What is the purpose of communication with professionals?
- Positive patient care outcomes
- Synergy and collaboration
- Recommendations to correct errors or optimize therapy
- Receive prescriptions
- Medication education
What is the impact of poor communication?
- 70-80% of serious medical errors are the result of failures in communication
- Incomplete communication decreases the quality of patient care
What is transcribing prescription?
Converting verbal orders to written orders
What are the barriers to effective transcribing?
- Interpreting speech
- Environmental factors
- Knowledge gap
How do you overcome barriers to effective communication?
- Ask for spelling
- Minimize noise when possible
- Minimize interruptions
- Be a lifelong learner
- Use the read back method
What is the read back method?
- Read back the prescription
- Receive confirmation from the person who gave the order
- Use with all telephone prescriptions
What is read back and verify?
- Verify each part of the prescription by reading back each piece of information.
- As you read back the information, physically place a check mark next to that information.
- Ask for spelling if the accent is unclear or you are unfamiliar with the medication.

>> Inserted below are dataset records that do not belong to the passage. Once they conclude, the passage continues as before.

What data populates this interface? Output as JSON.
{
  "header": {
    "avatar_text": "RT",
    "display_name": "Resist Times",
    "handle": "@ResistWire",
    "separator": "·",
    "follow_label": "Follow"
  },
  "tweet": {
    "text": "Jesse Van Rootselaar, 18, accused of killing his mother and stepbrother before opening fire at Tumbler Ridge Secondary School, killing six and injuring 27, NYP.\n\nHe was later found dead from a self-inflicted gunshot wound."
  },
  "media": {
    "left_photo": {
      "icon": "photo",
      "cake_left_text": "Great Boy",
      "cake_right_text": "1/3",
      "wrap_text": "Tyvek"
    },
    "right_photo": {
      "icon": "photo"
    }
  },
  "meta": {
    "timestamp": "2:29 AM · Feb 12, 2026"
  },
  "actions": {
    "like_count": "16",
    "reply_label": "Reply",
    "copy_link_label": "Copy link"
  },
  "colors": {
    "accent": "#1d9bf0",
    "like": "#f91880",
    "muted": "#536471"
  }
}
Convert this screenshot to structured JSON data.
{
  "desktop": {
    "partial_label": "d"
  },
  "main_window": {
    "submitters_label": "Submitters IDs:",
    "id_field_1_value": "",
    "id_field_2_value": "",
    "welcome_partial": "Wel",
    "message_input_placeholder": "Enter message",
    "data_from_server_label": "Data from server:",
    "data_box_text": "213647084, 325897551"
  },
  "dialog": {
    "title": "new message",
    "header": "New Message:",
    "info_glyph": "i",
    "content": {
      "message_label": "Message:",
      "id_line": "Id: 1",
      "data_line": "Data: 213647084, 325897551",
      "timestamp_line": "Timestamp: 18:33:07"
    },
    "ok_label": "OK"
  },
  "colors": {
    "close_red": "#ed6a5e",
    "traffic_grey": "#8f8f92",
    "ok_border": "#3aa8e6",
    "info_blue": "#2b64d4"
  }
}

What are the tips of verbal orders?
- Verify doses with numbers
- Verify instructions without abbreviations
- Read back the entire order
- Reduce orders to writing immediately
- Mention dosage form and route
- Always use leading zeros
- Never use trailing zeros
- Double check any Rx that doses more than 2 tabs at one time
- Be familiar with LASA drugs and ask for spelling
- Ask for more information
- Know your patients
- Counsel patients, especially on new meds
- Ask for diagnosis and quantity dispensed
- Have a functional knowledge of medications dispensed
What are the components of SBAR?
- Situation: What going on?
- Background: What is the context?
- Assessment: What is the problem?
- Recommendation: What is the solution?
What is SBAR?
Allows healthcare professionals to share concise but important information in a short amount of time
How do we apply SBAR?
- Situation: who you are, who the patient is, why you are calling
- Background: brief, relevant to the recommendation
- Assessment: what you found, what you think
- Recommendation: what you want
How should we be concise in written communication?

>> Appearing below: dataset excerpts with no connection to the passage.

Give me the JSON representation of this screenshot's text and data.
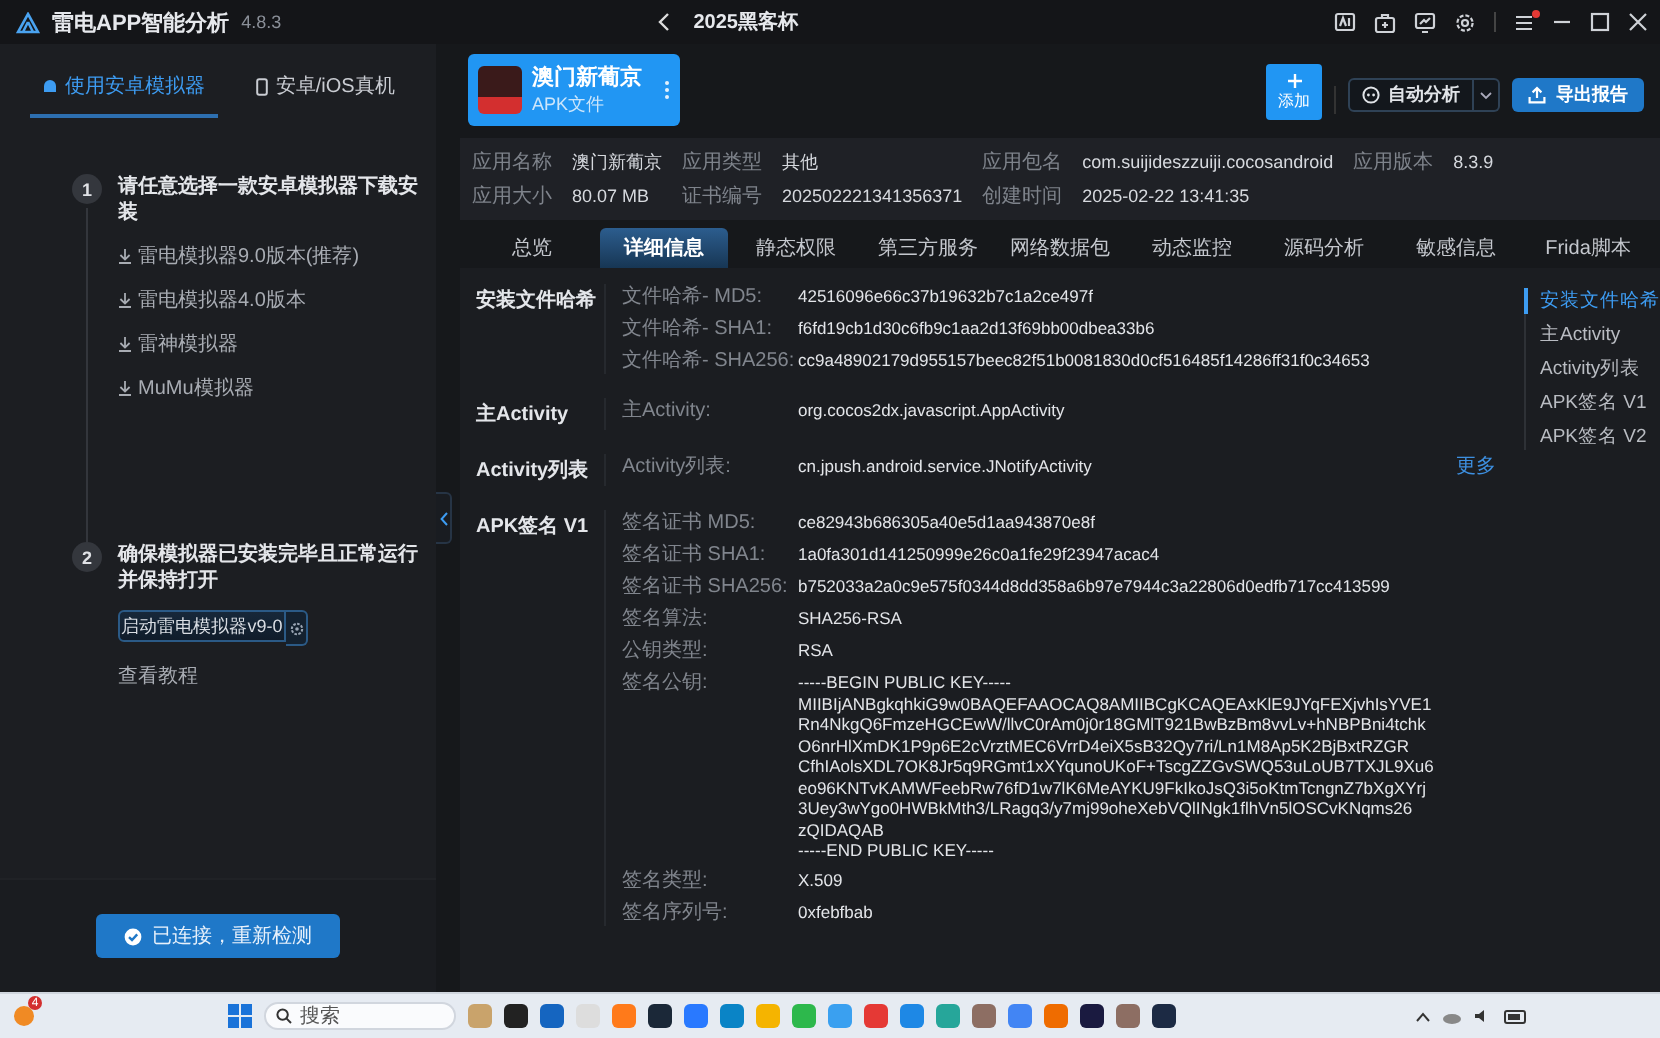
{
  "window": {
    "title": "雷电APP智能分析",
    "version": "4.8.3",
    "project": "2025黑客杯",
    "menu_notification": true
  },
  "sidebar": {
    "modes": [
      {
        "label": "使用安卓模拟器",
        "selected": true
      },
      {
        "label": "安卓/iOS真机",
        "selected": false
      }
    ],
    "steps": [
      {
        "number": "1",
        "text": "请任意选择一款安卓模拟器下载安装",
        "links": [
          "雷电模拟器9.0版本(推荐)",
          "雷电模拟器4.0版本",
          "雷神模拟器",
          "MuMu模拟器"
        ]
      },
      {
        "number": "2",
        "text": "确保模拟器已安装完毕且正常运行并保持打开",
        "launch_button": "启动雷电模拟器v9-0",
        "tutorial_link": "查看教程"
      }
    ],
    "status_button": "已连接，重新检测"
  },
  "toolbar": {
    "add_button": "添加",
    "analyze_button": "自动分析",
    "export_button": "导出报告"
  },
  "app": {
    "name": "澳门新葡京",
    "file_type": "APK文件",
    "info": [
      {
        "label": "应用名称",
        "value": "澳门新葡京"
      },
      {
        "label": "应用类型",
        "value": "其他"
      },
      {
        "label": "应用包名",
        "value": "com.suijideszzuiji.cocosandroid"
      },
      {
        "label": "应用版本",
        "value": "8.3.9"
      },
      {
        "label": "应用大小",
        "value": "80.07 MB"
      },
      {
        "label": "证书编号",
        "value": "202502221341356371"
      },
      {
        "label": "创建时间",
        "value": "2025-02-22 13:41:35"
      }
    ]
  },
  "tabs": [
    {
      "label": "总览",
      "selected": false
    },
    {
      "label": "详细信息",
      "selected": true
    },
    {
      "label": "静态权限",
      "selected": false
    },
    {
      "label": "第三方服务",
      "selected": false
    },
    {
      "label": "网络数据包",
      "selected": false
    },
    {
      "label": "动态监控",
      "selected": false
    },
    {
      "label": "源码分析",
      "selected": false
    },
    {
      "label": "敏感信息",
      "selected": false
    },
    {
      "label": "Frida脚本",
      "selected": false
    }
  ],
  "sections": [
    {
      "title": "安装文件哈希",
      "fields": [
        {
          "label": "文件哈希- MD5:",
          "value": "42516096e66c37b19632b7c1a2ce497f"
        },
        {
          "label": "文件哈希- SHA1:",
          "value": "f6fd19cb1d30c6fb9c1aa2d13f69bb00dbea33b6"
        },
        {
          "label": "文件哈希- SHA256:",
          "value": "cc9a48902179d955157beec82f51b0081830d0cf516485f14286ff31f0c34653"
        }
      ]
    },
    {
      "title": "主Activity",
      "fields": [
        {
          "label": "主Activity:",
          "value": "org.cocos2dx.javascript.AppActivity"
        }
      ]
    },
    {
      "title": "Activity列表",
      "fields": [
        {
          "label": "Activity列表:",
          "value": "cn.jpush.android.service.JNotifyActivity"
        }
      ],
      "more_link": "更多"
    },
    {
      "title": "APK签名 V1",
      "fields": [
        {
          "label": "签名证书 MD5:",
          "value": "ce82943b686305a40e5d1aa943870e8f"
        },
        {
          "label": "签名证书 SHA1:",
          "value": "1a0fa301d141250999e26c0a1fe29f23947acac4"
        },
        {
          "label": "签名证书 SHA256:",
          "value": "b752033a2a0c9e575f0344d8dd358a6b97e7944c3a22806d0edfb717cc413599"
        },
        {
          "label": "签名算法:",
          "value": "SHA256-RSA"
        },
        {
          "label": "公钥类型:",
          "value": "RSA"
        },
        {
          "label": "签名公钥:",
          "value": "-----BEGIN PUBLIC KEY-----\nMIIBIjANBgkqhkiG9w0BAQEFAAOCAQ8AMIIBCgKCAQEAxKlE9JYqFEXjvhIsYVE1\nRn4NkgQ6FmzeHGCEwW/llvC0rAm0j0r18GMlT921BwBzBm8vvLv+hNBPBni4tchk\nO6nrHlXmDK1P9p6E2cVrztMEC6VrrD4eiX5sB32Qy7ri/Ln1M8Ap5K2BjBxtRZGR\nCfhIAolsXDL7OK8Jr5q9RGmt1xXYqunoUKoF+TscgZZGvSWQ53uLoUB7TXJL9Xu6\neo96KNTvKAMWFeebRw76fD1w7lK6MeAYKU9FkIkoJsQ3i5oKtmTcngnZ7bXgXYrj\n3Uey3wYgo0HWBkMth3/LRagq3/y7mj99oheXebVQlINgk1flhVn5lOSCvKNqms26\nzQIDAQAB\n-----END PUBLIC KEY-----"
        },
        {
          "label": "签名类型:",
          "value": "X.509"
        },
        {
          "label": "签名序列号:",
          "value": "0xfebfbab"
        }
      ]
    }
  ],
  "section_nav": [
    {
      "label": "安装文件哈希",
      "selected": true
    },
    {
      "label": "主Activity",
      "selected": false
    },
    {
      "label": "Activity列表",
      "selected": false
    },
    {
      "label": "APK签名 V1",
      "selected": false
    },
    {
      "label": "APK签名 V2",
      "selected": false
    }
  ],
  "taskbar": {
    "badge": "4",
    "search_placeholder": "搜索"
  }
}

- Clearly define the problem, patient symptoms/complaints, documented references
- Provide specific suggestions to assist the prescriber in acting quickly
- Provide recommendations that can be answered with a yes or no
What are the components of SOAP note?
- S = Subjective: Chief complaint; history of present illness; why the patient is being seen;
- O = Objective: Physical findings and measurable data such as laboratory values, drug levels, and imaging studies;
- A = Assessment: Analysis or conclusion about the patient’s current status/behavior, evidence of progress, response to intervention or medication, and change in functional status;
- P = Plan: Interventions or actions taken in response to assessment, collaboration with others, plan for follow-up, change in diagnosis, and documentation that the patient was informed of changes in interventions and/or medications.